4G infrastructure deployment drove stronger profits for Nokia in the third quarter.
Written by Liam Tung, Contributing Writer

Nokia is upbeat about its networking business after reporting strong profit growth in its third quarter, driven by major LTE network deployments in the US and China.

Nokia is finally looking in better shape for investors, with the company reporting a non-IFRS operating profit of €457m in its third quarter, up 33 percent year on year. According to Reuters, analysts had expected an operating profit of €359m. 

Net sales meanwhile reached €3.32bn, up 13 percent year on year.

After shedding its handset business to Microsoft this April, Nokia was left with its Here mapping business, a technology and intellectual property group, and networks, its main revenue earner. The latter delivered non-IFRS operating profit of €397m for the quarter, up 83 percent from €217m a year ago.

Nokia's closely-watched profit margins on its network business also exceeded analysts' expectations of 9.9 percent, according to Reuters, reaching 13.5 percent for the quarter, up on last quarter's 11 percent.

Nokia attributed its improved position to major new LTE network deployments in North America and Greater China, having landed LTE network deals with T-Mobile in the US and China Mobile.

"Networks benefited from some unique developments in the quarter, with a business mix weighted towards Mobile Broadband and regional mix that included strong gains in North America," Rajeev Suri, Nokia's CEO, said in a statement.

The company also gave a brighter full year outlook for its network business, where it expects non-IFRS operating margin to be slightly above 11 percent compared to its previous range of five percent to 10 percent.

After reporting flat net sales growth on its Here mapping business last quarter, Nokia said it had achieved 12 percent year on year growth this quarter, with net sales of €236m. However, profit fell from €21m a year ago to zero for the third quarter of this year.

Nokia also recorded a €1.2bn impairment charge to operating profits related to Here based on its new estimate that the recoverable amount of Here is now €2bn. Nokia has recently bolstered Here with acquisitions of social and analytics focused companies including Medio and Desti. For the quarter, it sold map data licences for embedded navigation systems of 3.2 million new vehicles, slightly down on last quarter's figure of 3.3 million.

Suri said the company was "sharpening Here's strategy" for better balance growth and profitability with a focus especially on the automotive sector. The company also today announced its appointment of Sean Fernback as president of Here. The unit's former CEO, Michael Halberr abruptly this August after a few months in the role.

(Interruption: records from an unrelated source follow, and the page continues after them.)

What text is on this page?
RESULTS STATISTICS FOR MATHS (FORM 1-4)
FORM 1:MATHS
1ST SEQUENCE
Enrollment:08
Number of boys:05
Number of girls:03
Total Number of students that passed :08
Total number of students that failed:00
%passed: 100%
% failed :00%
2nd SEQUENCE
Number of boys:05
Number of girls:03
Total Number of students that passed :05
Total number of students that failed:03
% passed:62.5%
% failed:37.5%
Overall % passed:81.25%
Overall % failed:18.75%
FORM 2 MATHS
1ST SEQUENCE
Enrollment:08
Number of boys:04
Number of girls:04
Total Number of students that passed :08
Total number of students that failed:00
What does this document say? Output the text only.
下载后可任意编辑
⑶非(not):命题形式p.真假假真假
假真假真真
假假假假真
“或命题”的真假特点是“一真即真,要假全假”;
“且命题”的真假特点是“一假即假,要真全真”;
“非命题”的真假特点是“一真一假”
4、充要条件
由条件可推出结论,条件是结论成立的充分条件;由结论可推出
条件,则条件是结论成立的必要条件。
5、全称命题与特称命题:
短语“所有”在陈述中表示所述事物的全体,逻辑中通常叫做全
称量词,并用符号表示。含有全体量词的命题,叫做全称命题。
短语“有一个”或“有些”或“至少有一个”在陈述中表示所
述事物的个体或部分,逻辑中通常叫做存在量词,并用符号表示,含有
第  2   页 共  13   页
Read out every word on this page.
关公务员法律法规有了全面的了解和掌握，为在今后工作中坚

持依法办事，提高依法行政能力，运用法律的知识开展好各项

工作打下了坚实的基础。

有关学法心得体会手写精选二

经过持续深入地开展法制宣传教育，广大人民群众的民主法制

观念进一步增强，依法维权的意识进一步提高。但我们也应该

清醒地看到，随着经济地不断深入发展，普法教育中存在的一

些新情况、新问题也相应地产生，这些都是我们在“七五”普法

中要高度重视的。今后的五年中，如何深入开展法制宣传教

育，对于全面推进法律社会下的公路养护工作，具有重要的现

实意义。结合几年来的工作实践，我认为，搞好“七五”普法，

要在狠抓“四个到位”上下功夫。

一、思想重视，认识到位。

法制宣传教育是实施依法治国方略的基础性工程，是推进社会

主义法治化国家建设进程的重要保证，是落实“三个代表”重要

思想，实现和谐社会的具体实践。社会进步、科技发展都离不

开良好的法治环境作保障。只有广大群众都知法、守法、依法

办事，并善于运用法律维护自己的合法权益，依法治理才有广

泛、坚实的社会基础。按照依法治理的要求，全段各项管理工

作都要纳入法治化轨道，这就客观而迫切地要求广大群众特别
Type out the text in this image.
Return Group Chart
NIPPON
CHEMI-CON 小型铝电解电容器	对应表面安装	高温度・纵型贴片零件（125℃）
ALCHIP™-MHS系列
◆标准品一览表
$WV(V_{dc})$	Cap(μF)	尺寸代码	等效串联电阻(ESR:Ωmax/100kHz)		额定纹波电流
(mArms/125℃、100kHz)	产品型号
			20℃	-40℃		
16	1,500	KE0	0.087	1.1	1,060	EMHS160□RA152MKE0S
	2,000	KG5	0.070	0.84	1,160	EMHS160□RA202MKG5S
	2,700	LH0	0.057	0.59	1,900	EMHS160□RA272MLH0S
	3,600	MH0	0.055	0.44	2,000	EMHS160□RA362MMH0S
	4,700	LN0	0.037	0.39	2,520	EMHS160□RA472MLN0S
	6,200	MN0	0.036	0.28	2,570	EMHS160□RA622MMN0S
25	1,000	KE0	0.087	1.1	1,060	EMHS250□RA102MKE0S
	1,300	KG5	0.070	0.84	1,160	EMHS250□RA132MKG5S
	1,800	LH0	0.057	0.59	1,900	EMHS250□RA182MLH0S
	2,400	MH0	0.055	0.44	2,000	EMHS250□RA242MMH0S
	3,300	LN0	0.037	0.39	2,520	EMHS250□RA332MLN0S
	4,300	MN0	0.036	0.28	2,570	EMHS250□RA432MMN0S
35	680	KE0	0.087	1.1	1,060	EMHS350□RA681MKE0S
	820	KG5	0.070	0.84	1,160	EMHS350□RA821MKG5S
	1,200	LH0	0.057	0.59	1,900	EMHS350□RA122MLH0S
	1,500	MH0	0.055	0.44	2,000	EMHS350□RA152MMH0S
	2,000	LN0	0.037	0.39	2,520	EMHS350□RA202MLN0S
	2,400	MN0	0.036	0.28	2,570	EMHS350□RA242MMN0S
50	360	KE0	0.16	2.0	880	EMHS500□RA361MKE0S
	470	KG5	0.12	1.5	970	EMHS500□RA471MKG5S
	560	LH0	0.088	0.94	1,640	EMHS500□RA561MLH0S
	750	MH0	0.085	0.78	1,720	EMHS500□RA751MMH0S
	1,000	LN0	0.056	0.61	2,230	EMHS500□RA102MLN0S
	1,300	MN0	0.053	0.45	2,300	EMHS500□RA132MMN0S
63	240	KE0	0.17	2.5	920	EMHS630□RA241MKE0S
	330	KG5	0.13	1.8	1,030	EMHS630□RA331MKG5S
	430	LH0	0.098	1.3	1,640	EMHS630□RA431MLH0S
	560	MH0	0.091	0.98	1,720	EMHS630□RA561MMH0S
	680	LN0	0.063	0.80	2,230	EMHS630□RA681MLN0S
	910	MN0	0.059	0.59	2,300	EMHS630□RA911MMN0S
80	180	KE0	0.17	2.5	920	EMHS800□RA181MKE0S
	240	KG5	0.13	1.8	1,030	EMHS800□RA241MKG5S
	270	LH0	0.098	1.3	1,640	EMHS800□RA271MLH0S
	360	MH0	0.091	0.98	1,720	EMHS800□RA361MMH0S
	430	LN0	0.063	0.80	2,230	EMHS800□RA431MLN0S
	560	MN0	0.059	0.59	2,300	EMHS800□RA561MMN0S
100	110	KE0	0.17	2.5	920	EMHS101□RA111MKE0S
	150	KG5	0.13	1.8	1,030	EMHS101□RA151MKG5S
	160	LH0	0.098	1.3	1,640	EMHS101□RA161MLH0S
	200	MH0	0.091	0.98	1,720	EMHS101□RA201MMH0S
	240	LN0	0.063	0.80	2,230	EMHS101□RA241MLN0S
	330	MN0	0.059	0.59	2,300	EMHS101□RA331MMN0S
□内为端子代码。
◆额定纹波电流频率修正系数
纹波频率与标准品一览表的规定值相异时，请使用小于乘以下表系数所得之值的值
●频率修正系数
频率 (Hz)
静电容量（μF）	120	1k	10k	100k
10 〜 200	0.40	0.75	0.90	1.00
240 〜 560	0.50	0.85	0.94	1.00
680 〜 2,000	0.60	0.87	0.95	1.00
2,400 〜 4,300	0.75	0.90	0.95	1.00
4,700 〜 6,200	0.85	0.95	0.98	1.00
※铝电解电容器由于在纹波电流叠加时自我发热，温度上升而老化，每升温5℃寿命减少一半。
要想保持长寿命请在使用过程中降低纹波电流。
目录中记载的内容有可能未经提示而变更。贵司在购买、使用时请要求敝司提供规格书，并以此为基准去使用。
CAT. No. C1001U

Nokia Technologies, the company's intellectual property unit, also clocked up a nine percent year on year rise in sales, from €140m to €153m, primarily off the back of licensing deals with Microsoft. Operating profit was up 17 percent to €98m.

Nokia ended the quarter with net cash of €5bn, down from €6.5bn last quarter, primarily due to paying out dividends during the quarter, a share repurchase, and acquisitions.